Run this entire block in your terminal

# 3. Submit Job 3 (The VIP Line Jumper)
oc create -f - <<EOF
apiVersion: batch/v1
kind: Job
metadata:
  name: lab-job-3-high
  namespace: ai-team-a
  labels:
    kueue.x-k8s.io/queue-name: team-a-queue
    kueue.x-k8s.io/priority-class: high-priority
spec:
  suspend: true
  template:
    spec:
      containers:
      - name: dummy
        image: bash:5
        command: ["sleep", "60"]
        resources:
          requests:
            cpu: 4
      restartPolicy: Never
EOF

Step 6: Verification and Observation

Observe how Kueue handles the contention without crashing the cluster.
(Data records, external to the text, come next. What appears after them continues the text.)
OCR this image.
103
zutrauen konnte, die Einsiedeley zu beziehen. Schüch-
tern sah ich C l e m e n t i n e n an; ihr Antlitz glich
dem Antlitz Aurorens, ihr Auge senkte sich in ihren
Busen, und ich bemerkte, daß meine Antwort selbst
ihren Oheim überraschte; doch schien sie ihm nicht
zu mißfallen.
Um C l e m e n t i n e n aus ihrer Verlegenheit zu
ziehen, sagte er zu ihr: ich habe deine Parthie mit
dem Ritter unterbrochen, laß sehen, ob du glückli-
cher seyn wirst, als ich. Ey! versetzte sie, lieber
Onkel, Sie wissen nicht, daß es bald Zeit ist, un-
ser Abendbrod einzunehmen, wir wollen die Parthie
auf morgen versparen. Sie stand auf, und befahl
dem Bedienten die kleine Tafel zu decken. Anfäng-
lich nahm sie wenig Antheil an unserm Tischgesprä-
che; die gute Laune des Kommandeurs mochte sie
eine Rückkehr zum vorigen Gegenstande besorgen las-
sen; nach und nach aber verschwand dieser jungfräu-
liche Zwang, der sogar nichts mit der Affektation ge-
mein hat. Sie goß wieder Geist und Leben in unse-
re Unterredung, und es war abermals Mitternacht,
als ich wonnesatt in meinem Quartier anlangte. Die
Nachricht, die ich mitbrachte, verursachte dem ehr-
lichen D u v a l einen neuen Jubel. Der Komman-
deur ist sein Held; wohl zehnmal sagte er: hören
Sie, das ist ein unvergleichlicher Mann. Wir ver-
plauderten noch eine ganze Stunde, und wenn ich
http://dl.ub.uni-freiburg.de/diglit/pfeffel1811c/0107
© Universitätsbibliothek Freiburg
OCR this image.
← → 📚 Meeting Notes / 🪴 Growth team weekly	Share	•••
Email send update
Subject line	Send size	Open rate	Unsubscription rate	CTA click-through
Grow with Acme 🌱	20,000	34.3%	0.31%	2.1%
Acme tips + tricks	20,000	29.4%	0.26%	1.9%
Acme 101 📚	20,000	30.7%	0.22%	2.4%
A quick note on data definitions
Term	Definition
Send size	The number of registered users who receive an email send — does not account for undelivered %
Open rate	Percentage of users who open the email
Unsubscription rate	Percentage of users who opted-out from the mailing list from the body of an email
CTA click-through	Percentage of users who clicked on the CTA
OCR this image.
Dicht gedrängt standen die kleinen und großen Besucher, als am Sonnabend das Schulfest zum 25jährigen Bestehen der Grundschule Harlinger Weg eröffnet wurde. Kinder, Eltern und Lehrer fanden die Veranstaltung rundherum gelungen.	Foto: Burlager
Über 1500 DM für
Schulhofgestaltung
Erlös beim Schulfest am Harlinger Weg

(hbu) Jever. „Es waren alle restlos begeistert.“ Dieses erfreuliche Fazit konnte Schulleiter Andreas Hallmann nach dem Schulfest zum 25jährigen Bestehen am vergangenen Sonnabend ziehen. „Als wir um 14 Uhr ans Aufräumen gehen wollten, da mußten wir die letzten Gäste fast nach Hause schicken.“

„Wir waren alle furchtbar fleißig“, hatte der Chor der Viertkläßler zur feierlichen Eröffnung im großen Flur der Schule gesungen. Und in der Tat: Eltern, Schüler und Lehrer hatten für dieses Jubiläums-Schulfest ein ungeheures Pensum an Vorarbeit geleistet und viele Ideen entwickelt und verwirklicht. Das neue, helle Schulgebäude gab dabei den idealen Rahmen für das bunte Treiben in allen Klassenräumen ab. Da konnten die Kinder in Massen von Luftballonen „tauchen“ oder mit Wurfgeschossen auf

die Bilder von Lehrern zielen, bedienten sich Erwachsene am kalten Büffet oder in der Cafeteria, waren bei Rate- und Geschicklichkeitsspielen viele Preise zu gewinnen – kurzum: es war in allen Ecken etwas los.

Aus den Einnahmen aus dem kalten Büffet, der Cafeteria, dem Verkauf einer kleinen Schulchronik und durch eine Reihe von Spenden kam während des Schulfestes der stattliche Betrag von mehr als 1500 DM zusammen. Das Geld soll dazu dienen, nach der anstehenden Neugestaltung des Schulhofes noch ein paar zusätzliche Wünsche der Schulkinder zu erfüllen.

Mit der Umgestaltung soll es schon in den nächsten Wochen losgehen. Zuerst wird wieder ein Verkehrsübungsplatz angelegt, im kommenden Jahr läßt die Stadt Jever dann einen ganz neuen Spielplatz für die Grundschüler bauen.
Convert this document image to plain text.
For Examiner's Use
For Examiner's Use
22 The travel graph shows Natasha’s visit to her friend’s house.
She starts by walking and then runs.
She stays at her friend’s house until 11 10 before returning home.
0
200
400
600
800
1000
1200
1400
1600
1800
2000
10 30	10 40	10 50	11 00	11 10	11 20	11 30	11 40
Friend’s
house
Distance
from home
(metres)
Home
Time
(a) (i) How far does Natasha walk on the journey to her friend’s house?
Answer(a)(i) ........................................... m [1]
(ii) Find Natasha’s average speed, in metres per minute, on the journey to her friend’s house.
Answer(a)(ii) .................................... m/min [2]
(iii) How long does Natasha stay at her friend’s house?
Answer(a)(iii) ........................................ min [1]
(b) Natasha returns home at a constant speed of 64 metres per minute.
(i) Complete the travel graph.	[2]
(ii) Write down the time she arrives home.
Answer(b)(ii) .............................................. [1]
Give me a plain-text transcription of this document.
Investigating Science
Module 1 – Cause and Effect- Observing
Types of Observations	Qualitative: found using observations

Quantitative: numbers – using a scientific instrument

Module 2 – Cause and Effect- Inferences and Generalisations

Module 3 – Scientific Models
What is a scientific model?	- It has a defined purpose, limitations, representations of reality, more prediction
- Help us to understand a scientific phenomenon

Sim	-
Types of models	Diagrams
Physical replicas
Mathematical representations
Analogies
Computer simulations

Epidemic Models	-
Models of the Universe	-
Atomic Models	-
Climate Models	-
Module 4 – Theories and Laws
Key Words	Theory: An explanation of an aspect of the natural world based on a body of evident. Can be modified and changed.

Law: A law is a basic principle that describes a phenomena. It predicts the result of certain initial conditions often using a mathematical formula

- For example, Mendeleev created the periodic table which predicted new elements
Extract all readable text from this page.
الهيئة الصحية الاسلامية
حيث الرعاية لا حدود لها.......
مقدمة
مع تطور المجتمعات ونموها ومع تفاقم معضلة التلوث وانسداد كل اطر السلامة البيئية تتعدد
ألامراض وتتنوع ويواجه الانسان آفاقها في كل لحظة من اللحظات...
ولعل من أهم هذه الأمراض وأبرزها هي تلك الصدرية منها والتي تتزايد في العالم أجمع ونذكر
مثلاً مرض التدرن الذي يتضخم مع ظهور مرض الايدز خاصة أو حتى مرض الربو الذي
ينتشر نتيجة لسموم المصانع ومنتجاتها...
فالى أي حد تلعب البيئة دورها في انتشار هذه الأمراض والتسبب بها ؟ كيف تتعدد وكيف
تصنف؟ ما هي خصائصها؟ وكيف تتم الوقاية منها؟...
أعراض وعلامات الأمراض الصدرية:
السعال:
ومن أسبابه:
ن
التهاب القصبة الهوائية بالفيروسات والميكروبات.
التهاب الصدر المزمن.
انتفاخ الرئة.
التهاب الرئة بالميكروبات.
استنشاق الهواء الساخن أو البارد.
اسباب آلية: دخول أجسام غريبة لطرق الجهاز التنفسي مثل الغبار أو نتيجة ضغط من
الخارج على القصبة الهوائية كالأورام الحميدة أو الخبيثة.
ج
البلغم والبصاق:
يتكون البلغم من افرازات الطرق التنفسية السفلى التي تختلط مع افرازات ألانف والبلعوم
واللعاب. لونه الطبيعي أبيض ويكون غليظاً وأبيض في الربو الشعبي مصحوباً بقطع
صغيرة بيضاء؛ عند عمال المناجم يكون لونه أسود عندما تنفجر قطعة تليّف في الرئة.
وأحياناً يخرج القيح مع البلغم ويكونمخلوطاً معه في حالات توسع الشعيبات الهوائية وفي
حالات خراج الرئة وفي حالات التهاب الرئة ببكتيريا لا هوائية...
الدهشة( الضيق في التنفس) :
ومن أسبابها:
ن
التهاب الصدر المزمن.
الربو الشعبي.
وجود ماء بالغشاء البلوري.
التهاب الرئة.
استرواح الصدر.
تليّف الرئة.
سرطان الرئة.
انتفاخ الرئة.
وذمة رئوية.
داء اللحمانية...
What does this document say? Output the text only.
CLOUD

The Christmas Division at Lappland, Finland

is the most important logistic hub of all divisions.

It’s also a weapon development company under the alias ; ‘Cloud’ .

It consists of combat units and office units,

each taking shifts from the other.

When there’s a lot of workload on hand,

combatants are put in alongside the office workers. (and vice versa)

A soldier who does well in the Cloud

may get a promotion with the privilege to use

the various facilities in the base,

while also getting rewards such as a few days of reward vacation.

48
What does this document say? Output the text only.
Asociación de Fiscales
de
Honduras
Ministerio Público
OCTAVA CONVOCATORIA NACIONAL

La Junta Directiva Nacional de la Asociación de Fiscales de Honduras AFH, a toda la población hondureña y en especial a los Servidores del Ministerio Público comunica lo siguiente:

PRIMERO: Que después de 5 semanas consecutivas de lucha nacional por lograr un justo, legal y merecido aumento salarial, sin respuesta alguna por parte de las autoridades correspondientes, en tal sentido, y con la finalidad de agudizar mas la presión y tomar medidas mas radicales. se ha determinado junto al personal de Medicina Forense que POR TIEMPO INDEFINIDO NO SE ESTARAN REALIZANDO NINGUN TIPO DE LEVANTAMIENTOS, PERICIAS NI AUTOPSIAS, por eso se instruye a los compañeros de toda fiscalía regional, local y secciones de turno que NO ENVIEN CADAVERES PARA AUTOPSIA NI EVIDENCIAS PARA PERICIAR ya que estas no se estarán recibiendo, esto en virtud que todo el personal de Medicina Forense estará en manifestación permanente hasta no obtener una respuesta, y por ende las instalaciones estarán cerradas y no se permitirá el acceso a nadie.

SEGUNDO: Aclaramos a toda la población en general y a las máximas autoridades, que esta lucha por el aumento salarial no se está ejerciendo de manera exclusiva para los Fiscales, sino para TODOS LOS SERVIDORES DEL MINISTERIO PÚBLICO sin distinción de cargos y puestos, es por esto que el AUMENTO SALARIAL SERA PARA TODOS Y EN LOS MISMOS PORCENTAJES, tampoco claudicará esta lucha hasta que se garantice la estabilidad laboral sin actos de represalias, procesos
1. View the Workloads via CLI

Run the following command immediately after submitting the jobs:

oc get workloads -A

Observation: lab-job-1-low will show as Admitted. The other two will show as Pending. Notice that there are no failed pod errors or Out of Memory (OOM) crashes on your nodes.

2. View the Priority Jump

Run the workload check again after 60 seconds (when Job 1 finishes).

oc get workloads -A

Observation: lab-job-3-high will transition to Admitted, while lab-job-2-low remains Pending. Kueue intelligently evaluated the queue and promoted the high-priority job from Team A to run next.

3. Visualize in OpenShift AI

Log in to the RHOAI Dashboard.
In the left-hand menu, navigate to Distributed Workloads → Resource Management.
You will see a visual representation of your shared-cluster-queue, showing the 4 CPU limit, current utilization, and the exact order of the pending queue.

By establishing this queueing mechanism, you ensure your hardware is never idle, your cluster never crashes from over-subscription, and your most critical business workloads always run first.